Tesla's V3 Superchargers will roll out later this year, with the aim to halve charging time for customers.

The Tesla Supercharger network is about to get turbocharged, with the electric car company claiming its fast-recharge network will soon offer the capability of adding 1000 miles, or 1600 kilometres, per hour of recharging.

The so-called V3 Supercharging network is “a new architecture for Supercharging”, and the company claims that by the end of 2019 the network will be able to recharged twice as many vehicles per day.

How is that possible?

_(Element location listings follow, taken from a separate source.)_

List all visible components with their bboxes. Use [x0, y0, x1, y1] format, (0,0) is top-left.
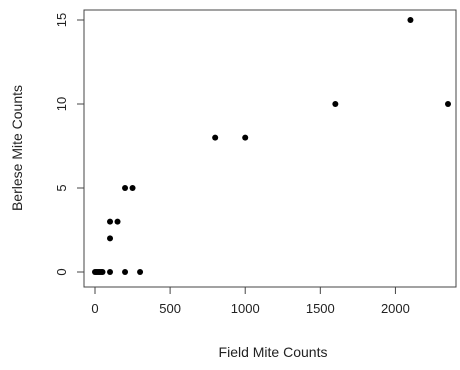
x-tick-label: 500	[159, 301, 181, 316]
data-point	[107, 269, 114, 275]
data-point	[407, 17, 414, 23]
y-axis: 0 5 10 15	[54, 13, 84, 276]
data-point	[99, 269, 106, 275]
data-point	[122, 185, 129, 191]
y-tick-label: 15	[54, 13, 69, 27]
data-point	[242, 134, 249, 141]
y-tick-label: 5	[54, 184, 69, 191]
data-point	[212, 134, 219, 141]
plot-frame	[83, 9, 457, 288]
x-tick-label: 0	[91, 301, 98, 316]
data-point	[137, 269, 144, 275]
y-axis-label: Berlese Mite Counts	[9, 85, 25, 211]
data-point	[332, 101, 339, 107]
y-tick-label: 0	[54, 268, 69, 275]
data-point	[107, 235, 114, 242]
data-point	[445, 101, 451, 107]
data-point	[114, 218, 121, 225]
x-axis-label: Field Mite Counts	[219, 344, 328, 360]
x-axis: 0 500 1000 1500 2000	[91, 287, 410, 316]
x-tick-label: 1000	[231, 301, 260, 316]
data-point	[107, 218, 114, 225]
y-tick-label: 10	[54, 97, 69, 111]
data-points	[92, 17, 451, 275]
data-point	[122, 269, 129, 275]
x-tick-label: 2000	[381, 301, 410, 316]
x-tick-label: 1500	[306, 301, 335, 316]
data-point	[129, 185, 136, 191]
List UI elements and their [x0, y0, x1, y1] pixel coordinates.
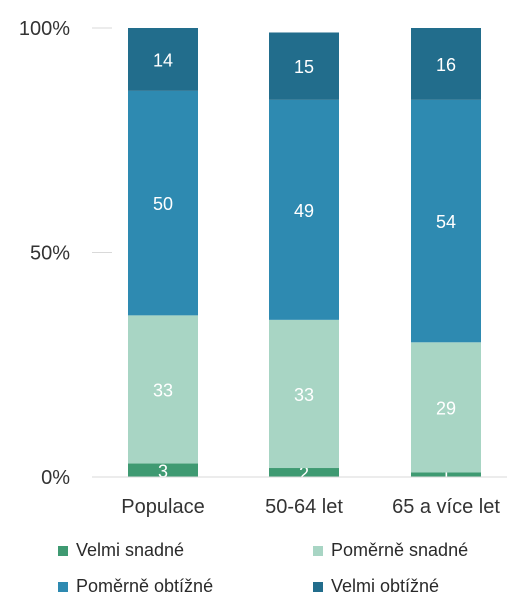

Tesla claims its new one-megawatt Supercharger cabinets can support peak rates of up to 250kW per car, which will allow owners to be able to recoup up to 75 miles (120km) in as little as five minutes.

That means that, theoretically, cars with the capacity of today’s Model S (up to 632km) and Model X (565km) could take less than half an hour for a complete refill, and complete recharge times are said to be “cut” by “an average of 50 per cent, as modelled on our fleet data”. Currently, Supercharging will add up to 80 per cent charge in 30 minutes. 

In order to help the batteries charge at the best rate, Tesla will apply a new “On-Route Battery Warmup” system that pre-heats the battery pack to ensure it will charge faster when the car’s navigation system predicts you’re heading to a Supercharger. 

“With Model 3 now shipping globally in high volumes and Model Y on the way, V3 Supercharging enables us to deliver the fastest production charging experience at an unprecedented scale compared to other electric vehicle manufacturers,” the blog post stated.

The rollout of V3 Superchargers is slated for the second and third quarters of 2019 in the US, while Europe and Asia-Pacific will follow in the fourth quarter. The existing Supercharger network (V2) is set to see an update with up to 145kW charge rates “over the coming weeks”. 

This announcement comes just a few days after the brand announced pricing reductions in major markets including Australia, where the Model X and Model S saw price cuts of up to $85,000.